Introduction/Background: Stress fractures (SFx) account for about 1%-7% of all athletic injuries, and underlie atypical femoral fractures following long-term bisphosphonate (BP) therapy. Parathyroid hormone (PTH) regulates calcium homeostasis, and has an anabolic action on bone when administered intermittently (iPTH). Combination therapy of iPTH plus Alendronate (ALN) impairs the anabolic function of iPTH and its ability to enhance bone mineral density (BMD). Our aim was to determine the efficacy of iPTH to accelerate SFx healing in the presence or absence of ALN.

Study design: 120 female Wistar rats were pre-treated with Alendronate (1.0 ug/kg/d s.c) for 14 days before inducing SFx. SFx was induced by end-loading of the right ulna in a single loading session. Sixty rats received ALN that was either continued (ALN1, n=30) or ceased (ALN2, n=30) after SFx induction. Sixty rats received daily PTH (8 μg/100g/day) for 14 days with concurrent (ALN-PTH1, n=30) or ceased ALN treatment (ALN-PTH2, n=30). Ulnae were collected after 2 or 6 weeks and two sections stained with Toluidine Blue and TRAP were examined for histomorphometric analysis using Osteomeasure™ software.

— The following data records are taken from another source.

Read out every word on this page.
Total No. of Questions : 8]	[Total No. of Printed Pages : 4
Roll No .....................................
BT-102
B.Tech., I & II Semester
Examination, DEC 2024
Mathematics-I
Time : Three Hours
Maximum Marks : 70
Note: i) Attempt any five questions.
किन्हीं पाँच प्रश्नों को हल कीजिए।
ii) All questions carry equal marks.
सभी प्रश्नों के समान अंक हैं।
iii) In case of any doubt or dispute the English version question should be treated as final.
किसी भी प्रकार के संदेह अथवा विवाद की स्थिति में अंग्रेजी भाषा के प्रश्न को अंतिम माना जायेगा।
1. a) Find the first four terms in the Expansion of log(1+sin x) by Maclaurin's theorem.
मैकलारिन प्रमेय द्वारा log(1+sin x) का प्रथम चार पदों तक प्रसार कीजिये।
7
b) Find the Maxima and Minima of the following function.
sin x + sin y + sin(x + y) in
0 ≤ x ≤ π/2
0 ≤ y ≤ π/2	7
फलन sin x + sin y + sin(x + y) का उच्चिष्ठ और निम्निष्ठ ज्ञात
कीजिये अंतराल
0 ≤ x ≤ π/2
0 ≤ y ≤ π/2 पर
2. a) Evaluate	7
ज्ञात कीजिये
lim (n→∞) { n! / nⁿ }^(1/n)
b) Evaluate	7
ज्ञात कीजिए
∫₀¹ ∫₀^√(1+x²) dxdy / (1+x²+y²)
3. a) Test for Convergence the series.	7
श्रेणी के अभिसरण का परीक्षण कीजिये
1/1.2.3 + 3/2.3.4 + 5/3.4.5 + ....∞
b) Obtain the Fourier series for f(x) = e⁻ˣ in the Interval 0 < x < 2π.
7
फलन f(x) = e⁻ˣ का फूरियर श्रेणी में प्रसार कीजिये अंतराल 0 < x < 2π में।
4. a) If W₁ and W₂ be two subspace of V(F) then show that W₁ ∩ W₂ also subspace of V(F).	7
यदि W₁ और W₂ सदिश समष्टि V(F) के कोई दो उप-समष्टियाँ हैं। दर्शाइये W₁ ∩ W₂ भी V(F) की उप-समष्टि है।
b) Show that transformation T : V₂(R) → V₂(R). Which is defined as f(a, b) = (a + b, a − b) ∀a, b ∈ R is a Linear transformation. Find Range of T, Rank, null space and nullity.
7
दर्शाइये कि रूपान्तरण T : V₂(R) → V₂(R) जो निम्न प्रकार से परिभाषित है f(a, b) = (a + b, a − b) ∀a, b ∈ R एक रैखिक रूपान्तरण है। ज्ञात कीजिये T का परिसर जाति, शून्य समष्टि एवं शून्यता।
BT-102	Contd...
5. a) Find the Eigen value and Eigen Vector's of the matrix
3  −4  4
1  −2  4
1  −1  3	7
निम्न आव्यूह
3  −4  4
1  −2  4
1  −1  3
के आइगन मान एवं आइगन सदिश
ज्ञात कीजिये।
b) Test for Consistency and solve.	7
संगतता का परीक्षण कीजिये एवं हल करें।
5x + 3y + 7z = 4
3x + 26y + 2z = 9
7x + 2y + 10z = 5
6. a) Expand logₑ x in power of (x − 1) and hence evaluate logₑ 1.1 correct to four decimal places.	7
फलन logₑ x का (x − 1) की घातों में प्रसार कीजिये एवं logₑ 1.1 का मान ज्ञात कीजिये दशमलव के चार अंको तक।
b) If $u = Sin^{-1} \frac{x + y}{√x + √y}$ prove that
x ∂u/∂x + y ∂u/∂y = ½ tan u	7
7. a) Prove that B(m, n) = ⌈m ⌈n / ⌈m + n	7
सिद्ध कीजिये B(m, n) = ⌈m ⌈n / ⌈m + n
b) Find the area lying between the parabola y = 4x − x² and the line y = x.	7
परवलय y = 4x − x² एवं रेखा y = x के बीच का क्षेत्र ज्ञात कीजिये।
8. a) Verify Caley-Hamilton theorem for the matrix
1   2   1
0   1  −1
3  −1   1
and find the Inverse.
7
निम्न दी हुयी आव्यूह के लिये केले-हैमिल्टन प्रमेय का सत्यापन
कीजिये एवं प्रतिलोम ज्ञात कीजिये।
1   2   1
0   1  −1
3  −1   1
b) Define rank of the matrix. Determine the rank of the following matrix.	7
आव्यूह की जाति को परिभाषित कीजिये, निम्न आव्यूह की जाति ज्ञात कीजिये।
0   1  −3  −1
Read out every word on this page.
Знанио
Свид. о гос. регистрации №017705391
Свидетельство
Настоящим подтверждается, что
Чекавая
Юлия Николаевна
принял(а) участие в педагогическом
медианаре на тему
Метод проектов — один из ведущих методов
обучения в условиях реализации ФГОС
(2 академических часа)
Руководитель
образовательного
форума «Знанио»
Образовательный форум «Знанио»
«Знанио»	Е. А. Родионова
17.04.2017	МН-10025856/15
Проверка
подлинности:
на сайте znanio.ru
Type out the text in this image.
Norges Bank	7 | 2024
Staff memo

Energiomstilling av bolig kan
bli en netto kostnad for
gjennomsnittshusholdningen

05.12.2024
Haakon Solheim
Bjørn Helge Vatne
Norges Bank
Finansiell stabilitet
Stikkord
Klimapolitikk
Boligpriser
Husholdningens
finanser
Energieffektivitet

Results: Woven bone parameters were greater with combined ALN-PTH treatment (P<0.05). Osteoclast number and perimeter increased significantly in the ALN-PTH groups when compared to ALN groups after two weeks (P=0.009 and 0.021 respectively). As a result of increased osteoclast number and perimeter, erosion perimeter increased significantly in ALN-PTH2 when compared to ALN-PTH1 after two weeks (p=0.002), and ALN2 group within the same timeframe (P=0.05). Healing percentage increased significantly in ALN-PTH2 after six weeks when compared to ALN-PTH1 (P=0.098).

Conclusion: We conclude that, in the presence of BP, activation of remodelling during SFx healing is more effective when BP therapy ceases, than when it continues concurrently with iPTH.